Rabbim, o ne muazzam iman! O ne bitmez ve tükenmez sabır! O ne çelikten irade! Hayal ve hatıralara ürpermeler veren bunca tazyik, tehdit, tâzip ve işkencelere rağmen, o ne eğilmez baş, ne boğulmaz ses ve nasıl kısılmaz nefestir!
Büyük İkbâl’in heyecanlı şiirlerinden aldığım coşkun bir ilham neş’esiyle vaktiyle yazdığım "Mücahid" ünvanını taşıyan bir manzumede, aşağıdaki mısraları okuyanlardan, belki şâirane bir mübalâğada bulunduğumu söyleyenler olmuştur.

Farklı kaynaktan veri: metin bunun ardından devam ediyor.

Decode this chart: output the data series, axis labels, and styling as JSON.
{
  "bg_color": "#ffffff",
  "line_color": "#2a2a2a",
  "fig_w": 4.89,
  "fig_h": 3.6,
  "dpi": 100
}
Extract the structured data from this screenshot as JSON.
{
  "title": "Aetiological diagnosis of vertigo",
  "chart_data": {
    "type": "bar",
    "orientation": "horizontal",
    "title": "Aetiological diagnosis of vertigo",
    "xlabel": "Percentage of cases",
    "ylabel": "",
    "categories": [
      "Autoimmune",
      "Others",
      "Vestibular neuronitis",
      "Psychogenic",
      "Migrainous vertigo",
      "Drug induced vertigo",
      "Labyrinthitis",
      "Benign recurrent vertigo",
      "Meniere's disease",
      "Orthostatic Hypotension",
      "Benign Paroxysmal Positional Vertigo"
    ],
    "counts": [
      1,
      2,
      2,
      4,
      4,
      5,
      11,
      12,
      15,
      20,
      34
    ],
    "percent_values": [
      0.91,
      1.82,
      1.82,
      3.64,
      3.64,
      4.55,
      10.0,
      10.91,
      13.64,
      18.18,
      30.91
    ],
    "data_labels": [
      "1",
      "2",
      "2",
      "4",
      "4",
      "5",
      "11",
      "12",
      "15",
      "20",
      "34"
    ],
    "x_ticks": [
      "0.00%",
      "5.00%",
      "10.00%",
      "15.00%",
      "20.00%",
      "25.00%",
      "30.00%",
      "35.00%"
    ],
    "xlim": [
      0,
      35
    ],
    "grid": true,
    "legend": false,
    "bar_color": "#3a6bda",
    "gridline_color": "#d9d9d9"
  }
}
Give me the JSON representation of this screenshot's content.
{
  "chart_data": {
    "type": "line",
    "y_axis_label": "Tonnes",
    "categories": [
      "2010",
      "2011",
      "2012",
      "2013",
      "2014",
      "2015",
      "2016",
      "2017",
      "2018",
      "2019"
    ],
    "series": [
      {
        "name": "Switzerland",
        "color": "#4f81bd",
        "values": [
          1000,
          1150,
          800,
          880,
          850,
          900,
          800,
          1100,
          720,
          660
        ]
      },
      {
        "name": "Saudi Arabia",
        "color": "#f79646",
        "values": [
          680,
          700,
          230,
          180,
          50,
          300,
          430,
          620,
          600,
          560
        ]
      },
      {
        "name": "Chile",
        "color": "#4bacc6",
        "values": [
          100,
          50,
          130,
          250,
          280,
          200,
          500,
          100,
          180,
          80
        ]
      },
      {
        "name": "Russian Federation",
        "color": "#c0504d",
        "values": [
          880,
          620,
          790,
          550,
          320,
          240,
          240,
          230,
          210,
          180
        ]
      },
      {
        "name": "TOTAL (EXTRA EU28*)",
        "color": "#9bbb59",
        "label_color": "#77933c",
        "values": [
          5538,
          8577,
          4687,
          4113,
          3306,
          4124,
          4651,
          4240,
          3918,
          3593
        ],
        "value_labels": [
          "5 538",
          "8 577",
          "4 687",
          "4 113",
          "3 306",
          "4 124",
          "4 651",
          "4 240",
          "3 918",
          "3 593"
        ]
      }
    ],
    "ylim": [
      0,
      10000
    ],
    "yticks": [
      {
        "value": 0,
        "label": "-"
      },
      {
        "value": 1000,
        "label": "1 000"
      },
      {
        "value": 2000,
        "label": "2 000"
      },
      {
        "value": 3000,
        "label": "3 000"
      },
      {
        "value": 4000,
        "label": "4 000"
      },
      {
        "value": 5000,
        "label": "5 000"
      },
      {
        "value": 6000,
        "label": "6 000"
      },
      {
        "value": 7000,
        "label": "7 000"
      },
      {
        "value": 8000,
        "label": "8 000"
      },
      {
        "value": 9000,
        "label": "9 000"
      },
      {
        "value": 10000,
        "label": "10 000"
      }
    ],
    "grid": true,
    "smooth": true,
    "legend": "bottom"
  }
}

Lâkin şu mukaddemesini yazmakla şeref duyduğum şaheseri okuyanlar, vecdle dolu bir hayranlıkla anlayacaklar ki, Allah’ın ne kulları varmış! Eğer bir iman, kemalini bulursa, neler yapar ve ne harikalar doğururmuş!
Bir azm, eğer iman dolu bir kalbe girerse,
İnsan da, o imandaki son sırra ererse,
En azgın ölümler ona zincir vuramazlar;
Volkan gibi coşkun akıyor, durduramazlar...
Rabbimden iner azmine kuvvet veren ilham,
Peygamberi rüyada görür belki her akşam.
Hep nur onun iman dolu kalbindeki mihrap,
Kandil olamaz ufkuna dünyadaki mehtap.